How Low Can You Go?
OCTOBER 1, 2022
by David Zahl
Anthropologies can be charted on a continuum from high to low. Think of it as a barometer of human potential. On the “high” end, we find sunnier estimations of what women and men are like. We run into grander visions of human enterprise. The higher we get, the more optimistic the assumptions. For example, any characterization of human beings as basically good belongs on this end. We may not be perfect or perfectible, mind you, but we are generally decent when unsullied by outside forces. The primary limitations we encounter in life are the ones we place on ourselves, and so forth. Such sentiments would fall under the banner of high anthropology.
Graduation speeches may be ground zero for the proliferation of anthropologies. Apple guru Steve Jobs drew on the high side of the scale for just such an occasion: “Have the courage to follow your heart and intuition,” he told graduates. “They somehow know what you truly want to become.”
On the “low” end of the spectrum sit the more sober estimations. We find understandings of the human spirit as something that veers, by default, in a malign direction and, as a result, cannot flourish without assistance or constraint. We find descriptions of people as finite, blind, and, in many cases, quite weak. This lower end does not discount our noble and good impulses but suggests that we are underdogs in the struggle to heed them. Our humanity contains an ineluctable dark side, whatever we say to the contrary. This does not mean we’re incapable of sacrificial love and charity. It just means that the moments we demonstrate those ideals are the exception, not the rule.
Anne Lamott articulates a low anthropology when she observes, “Everyone is screwed up, broken, clingy, and scared, even the people who seem to have it more or less together. They are much more like you than you would believe. So try not to compare your insides to their outsides.”
A high anthropology views people as defined by their best days and greatest achievements, their dreams and their aspirations. A low anthropology assumes a through line of heartache and self-doubt, that the bulk of our mental energy is focused on subjects that would be embarrassing or even shameful if broadcast, and that our ability to do the right thing in any given situation is hampered by all sorts of unseen factors.
Since this is a continuum, high and low are not the only options. Maybe we try to hew a middle path by maintaining the essential neutrality of the species. We come into this life as a blank slate, and how we turn out has everything to do with the influences we encounter along the way. “Man is born free, but everywhere he is in chains” is how the philosopher Jean-Jacques Rousseau put it.
Or perhaps we mix and match. There are good people and bad people, and the great task of life is trying to figure out who’s who. Many of our favorite stories—in Hollywood and elsewhere— follow this line of thinking in their portrayal of heroes and villains.
Not that we’re always consistent. After all, many of our assumptions about human nature operate below the level of conscious thought, according to disposition and personality rather than intention or deduction. So maybe we say we expect people to be generally self-absorbed, yet when they act that way toward us, we are shocked. Or possibly we are scandalized by a neighbor’s altruism and insist on locating a sinister motive behind every act of kindness.
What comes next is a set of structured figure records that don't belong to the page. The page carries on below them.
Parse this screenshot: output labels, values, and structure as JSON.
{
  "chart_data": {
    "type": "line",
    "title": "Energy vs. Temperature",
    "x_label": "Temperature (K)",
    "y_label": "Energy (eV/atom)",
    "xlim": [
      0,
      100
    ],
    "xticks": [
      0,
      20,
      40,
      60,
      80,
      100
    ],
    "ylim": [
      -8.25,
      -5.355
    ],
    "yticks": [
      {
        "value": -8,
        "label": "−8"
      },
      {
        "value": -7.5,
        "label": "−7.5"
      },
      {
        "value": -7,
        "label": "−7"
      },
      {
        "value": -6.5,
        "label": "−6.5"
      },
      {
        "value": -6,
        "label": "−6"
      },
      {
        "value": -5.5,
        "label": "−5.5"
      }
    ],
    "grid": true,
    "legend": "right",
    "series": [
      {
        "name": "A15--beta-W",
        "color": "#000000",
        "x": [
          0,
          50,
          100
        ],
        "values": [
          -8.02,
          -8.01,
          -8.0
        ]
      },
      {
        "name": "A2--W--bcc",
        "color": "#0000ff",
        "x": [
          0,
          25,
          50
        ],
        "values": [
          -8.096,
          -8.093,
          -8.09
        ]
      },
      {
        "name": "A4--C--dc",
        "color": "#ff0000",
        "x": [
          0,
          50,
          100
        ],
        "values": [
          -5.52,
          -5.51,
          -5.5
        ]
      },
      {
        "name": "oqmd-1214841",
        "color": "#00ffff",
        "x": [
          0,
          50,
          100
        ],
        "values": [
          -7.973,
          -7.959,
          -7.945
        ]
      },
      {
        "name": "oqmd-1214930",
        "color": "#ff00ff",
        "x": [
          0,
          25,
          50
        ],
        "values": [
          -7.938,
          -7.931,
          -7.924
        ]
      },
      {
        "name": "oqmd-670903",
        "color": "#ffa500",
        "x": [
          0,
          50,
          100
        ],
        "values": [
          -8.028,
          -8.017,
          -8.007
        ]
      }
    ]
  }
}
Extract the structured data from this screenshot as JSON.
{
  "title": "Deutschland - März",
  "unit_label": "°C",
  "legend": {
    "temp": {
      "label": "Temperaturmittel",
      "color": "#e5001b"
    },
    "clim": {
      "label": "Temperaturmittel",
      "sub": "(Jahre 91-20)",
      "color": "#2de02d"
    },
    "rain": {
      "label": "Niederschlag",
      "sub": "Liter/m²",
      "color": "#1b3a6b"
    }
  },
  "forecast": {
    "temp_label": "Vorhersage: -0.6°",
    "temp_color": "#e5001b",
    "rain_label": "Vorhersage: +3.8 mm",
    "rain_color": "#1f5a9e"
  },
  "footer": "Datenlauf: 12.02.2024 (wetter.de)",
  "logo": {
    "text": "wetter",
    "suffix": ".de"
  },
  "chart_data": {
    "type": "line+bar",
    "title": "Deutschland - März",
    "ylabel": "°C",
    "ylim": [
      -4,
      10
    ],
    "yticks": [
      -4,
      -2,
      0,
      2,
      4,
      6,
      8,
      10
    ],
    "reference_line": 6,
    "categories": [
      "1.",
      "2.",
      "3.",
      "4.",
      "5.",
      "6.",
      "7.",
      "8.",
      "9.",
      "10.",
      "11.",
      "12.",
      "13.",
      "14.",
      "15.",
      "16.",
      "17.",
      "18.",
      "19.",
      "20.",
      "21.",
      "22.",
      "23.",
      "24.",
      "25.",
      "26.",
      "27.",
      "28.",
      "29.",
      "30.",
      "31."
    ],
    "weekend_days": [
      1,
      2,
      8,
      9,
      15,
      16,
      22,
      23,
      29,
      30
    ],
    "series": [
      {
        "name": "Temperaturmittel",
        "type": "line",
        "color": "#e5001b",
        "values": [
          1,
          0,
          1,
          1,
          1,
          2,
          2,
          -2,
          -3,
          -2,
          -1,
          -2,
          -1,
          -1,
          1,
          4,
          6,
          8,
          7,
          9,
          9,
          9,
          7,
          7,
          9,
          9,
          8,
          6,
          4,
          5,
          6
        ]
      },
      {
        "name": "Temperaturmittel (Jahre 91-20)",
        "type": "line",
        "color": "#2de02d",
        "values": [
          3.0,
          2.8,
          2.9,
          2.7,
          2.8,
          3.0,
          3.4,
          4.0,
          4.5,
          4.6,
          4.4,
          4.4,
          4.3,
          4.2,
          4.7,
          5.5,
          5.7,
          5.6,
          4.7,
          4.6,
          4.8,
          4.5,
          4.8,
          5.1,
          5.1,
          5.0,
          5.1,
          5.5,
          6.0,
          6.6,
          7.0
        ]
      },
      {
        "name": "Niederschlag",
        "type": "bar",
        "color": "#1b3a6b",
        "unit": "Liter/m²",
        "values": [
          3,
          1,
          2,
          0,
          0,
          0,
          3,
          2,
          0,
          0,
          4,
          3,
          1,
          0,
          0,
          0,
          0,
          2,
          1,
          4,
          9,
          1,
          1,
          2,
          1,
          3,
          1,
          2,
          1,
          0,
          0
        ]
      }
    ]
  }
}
Note your responses to Jobs and Lamott. On the one hand, Lamott’s words sound a little harsh at first, do they not? Sure, I may be a little scared and clingy, but everyone? Isn’t that extreme? That guy Darren from high school sure seemed comfortable in his own skin. Plus, if you heard a friend refer to themselves with Lamott’s language, you’d probably assume they were depressed and would want to give them a pep talk: “Don’t be so hard on yourself; you’re just going through a rough time right now.”
On the other hand, Jobs’s invitation must have inspired those graduates, wouldn’t you think? How fortunate they were to walk away with the knowledge that they already possessed everything they needed to become the next Steve Jobs.
But say you had a tough week, spoke insensitively to a loved one, or fumbled the ball at work. Lamott’s description all of a sudden might strike you as more accurate. You might feel recognized by her words and a little burdened by Jobs’s exhortation. After all, you’re no longer twenty-two and don’t always like what you’ve become or where your intuitions have steered you. Where is my courage? My good intuition?
Lamott’s admission conveys compassion. You can feel your shoulders unknot. Jobs’s advice, not so much. His words convey pressure.
This is the great irony of low anthropology: what sounds insulting is actually liberating, and what sounds liberating at first is actually oppressive and embittering.